The models need to be available for critiquing, as do the inputs. Even climate change models pass this test.
Then we need to do proper cost-benefit analysis and make this public and explicit. The false media narrative valorising a decline in COVID deaths without highlighting the rise in other deaths is partly driven by a lack of understanding and education, which is driven by a lack of explanation from the top. People can get their heads around the idea of opportunity cost, even when it is applied to life and death, but they need to understand that it can be a matter of life and death.
The cost-benefit analysis also needs to be ongoing, and change as facts change – you might call this a Bayesian approach.

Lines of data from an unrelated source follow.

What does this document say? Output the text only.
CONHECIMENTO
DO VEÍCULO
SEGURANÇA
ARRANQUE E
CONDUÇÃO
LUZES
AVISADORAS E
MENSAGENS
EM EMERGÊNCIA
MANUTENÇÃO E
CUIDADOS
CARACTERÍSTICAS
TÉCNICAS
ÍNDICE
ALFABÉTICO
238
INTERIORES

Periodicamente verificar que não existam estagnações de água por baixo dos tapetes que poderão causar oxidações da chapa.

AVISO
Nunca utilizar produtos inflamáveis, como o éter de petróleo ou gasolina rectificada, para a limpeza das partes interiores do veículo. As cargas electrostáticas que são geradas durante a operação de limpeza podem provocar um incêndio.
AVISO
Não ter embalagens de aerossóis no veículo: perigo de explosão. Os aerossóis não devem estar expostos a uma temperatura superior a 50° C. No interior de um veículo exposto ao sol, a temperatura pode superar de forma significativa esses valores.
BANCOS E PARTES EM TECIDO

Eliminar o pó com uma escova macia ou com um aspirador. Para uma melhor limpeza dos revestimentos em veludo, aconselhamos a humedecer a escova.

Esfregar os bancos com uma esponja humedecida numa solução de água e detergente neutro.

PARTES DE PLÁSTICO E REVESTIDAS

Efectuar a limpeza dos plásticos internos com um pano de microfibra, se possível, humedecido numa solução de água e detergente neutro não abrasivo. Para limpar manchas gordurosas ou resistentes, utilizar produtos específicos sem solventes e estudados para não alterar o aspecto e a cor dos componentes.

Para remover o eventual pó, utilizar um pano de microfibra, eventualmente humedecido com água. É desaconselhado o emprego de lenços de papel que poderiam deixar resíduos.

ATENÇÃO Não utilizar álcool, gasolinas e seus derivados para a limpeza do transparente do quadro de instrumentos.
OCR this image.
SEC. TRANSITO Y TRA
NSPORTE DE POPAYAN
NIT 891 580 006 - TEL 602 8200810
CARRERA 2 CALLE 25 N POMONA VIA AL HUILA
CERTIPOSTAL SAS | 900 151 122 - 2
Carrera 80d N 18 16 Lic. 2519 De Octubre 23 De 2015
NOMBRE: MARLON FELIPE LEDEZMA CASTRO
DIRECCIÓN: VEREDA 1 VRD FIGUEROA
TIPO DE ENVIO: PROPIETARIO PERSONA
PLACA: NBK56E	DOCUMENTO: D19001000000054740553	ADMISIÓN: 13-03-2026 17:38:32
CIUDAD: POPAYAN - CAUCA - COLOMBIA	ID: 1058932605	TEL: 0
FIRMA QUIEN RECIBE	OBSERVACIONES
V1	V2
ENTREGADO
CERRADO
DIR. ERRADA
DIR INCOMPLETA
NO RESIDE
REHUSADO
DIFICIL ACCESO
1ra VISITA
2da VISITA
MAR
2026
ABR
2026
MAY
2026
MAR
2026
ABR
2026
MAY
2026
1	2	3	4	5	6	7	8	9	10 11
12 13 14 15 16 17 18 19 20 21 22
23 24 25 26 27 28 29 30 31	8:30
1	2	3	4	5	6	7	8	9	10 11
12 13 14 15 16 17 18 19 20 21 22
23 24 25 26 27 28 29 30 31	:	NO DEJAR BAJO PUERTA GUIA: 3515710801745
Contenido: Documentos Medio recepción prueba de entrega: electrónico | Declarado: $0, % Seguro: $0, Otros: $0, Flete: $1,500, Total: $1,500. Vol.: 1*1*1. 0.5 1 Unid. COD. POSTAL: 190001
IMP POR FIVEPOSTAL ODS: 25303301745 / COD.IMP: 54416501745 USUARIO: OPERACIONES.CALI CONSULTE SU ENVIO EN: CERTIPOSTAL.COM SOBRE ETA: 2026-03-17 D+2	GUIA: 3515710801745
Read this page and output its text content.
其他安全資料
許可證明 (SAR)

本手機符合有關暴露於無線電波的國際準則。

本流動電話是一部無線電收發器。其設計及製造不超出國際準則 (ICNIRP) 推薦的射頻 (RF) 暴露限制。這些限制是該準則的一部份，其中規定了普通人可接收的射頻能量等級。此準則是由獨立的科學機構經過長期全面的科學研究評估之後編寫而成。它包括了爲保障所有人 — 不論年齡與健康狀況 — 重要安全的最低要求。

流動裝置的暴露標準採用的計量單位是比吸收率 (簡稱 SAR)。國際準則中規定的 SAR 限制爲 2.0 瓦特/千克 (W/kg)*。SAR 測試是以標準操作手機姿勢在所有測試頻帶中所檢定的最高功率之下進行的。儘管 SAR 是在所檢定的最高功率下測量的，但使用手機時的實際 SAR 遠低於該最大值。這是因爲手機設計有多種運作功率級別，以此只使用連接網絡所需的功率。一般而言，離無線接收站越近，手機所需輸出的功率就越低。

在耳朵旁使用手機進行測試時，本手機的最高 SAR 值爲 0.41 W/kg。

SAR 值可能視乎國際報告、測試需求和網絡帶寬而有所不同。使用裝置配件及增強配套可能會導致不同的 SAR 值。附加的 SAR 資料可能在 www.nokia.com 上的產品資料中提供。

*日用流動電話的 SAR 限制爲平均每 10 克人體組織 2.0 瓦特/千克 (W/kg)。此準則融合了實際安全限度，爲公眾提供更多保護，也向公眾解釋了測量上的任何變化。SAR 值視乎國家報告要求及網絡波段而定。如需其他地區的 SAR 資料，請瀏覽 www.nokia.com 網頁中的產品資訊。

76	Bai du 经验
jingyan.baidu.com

We also need meaningful statistics. At the very least the government should publish weekly statistics showing total deaths, as well as epidemic deaths, and media should be encouraged to do the same. Most of us are unfamiliar with the amount of death around us, and generally feel we are immortal, apart from when we get sick ourselves. This leads us to overweight the deaths caused by COVID (in this case), just as we tend to overweight deaths caused on purpose compared to those that happen routinely.
Just as importantly the government needs to broaden the range of people involved in making these types of crises public health decisions. The composition of the advisory groups isn’t well-known, but observation of their decisions suggests it is heavily-biased to hospital administrators and perhaps some epidemiologists.
Yet some of the best analysis has come from mathematicians and economists outside the industry groups. The decision-making process also seems to have been captured by groupthink, a process which turns smart people into the same kind of dumb. It is important in any process to have a channel for “devil’s advocacy” – what they call Red and Blue teams in the military.
There is a tendency, even for very smart people, to think the same way when they are in groups. The form of diversity that matters most is viewpoint diversity.
Without a diversity of viewpoints, and an infrastructure that supports dissent, decision-making can go right off the rails, as we would contend it has here.
The last thing that is required is for parliament to actually step-up and play its part. In most of our jurisdictions, parliament has gone on half-speed or slower, with crucial events like budgets even being postponed, or in the case of Queensland, abandoned.
While there is a need for emergency legislation in times like these, it has to be subject to frequent review. That means properly debating legislation in parliament – not just shoving a range of amendments through with very little notice – and review of regulations no more than a month after they are made.
We’re on a chocolate wheel with COVID – it is going to come around and around, time and again – but we shouldn’t leave any more things to luck, or precedent, than we have to. If you agree you may want to add your name to our letter by clicking here.
We’ve taken a radical, unconventional approach as a country. It’s past time to see what worked, what could have worked better, and then communicate to the people. The PM seems to be onside. He says we “can’t stay locked down forever,” but if we’re not careful, that’s exactly what our state premiers will try to do.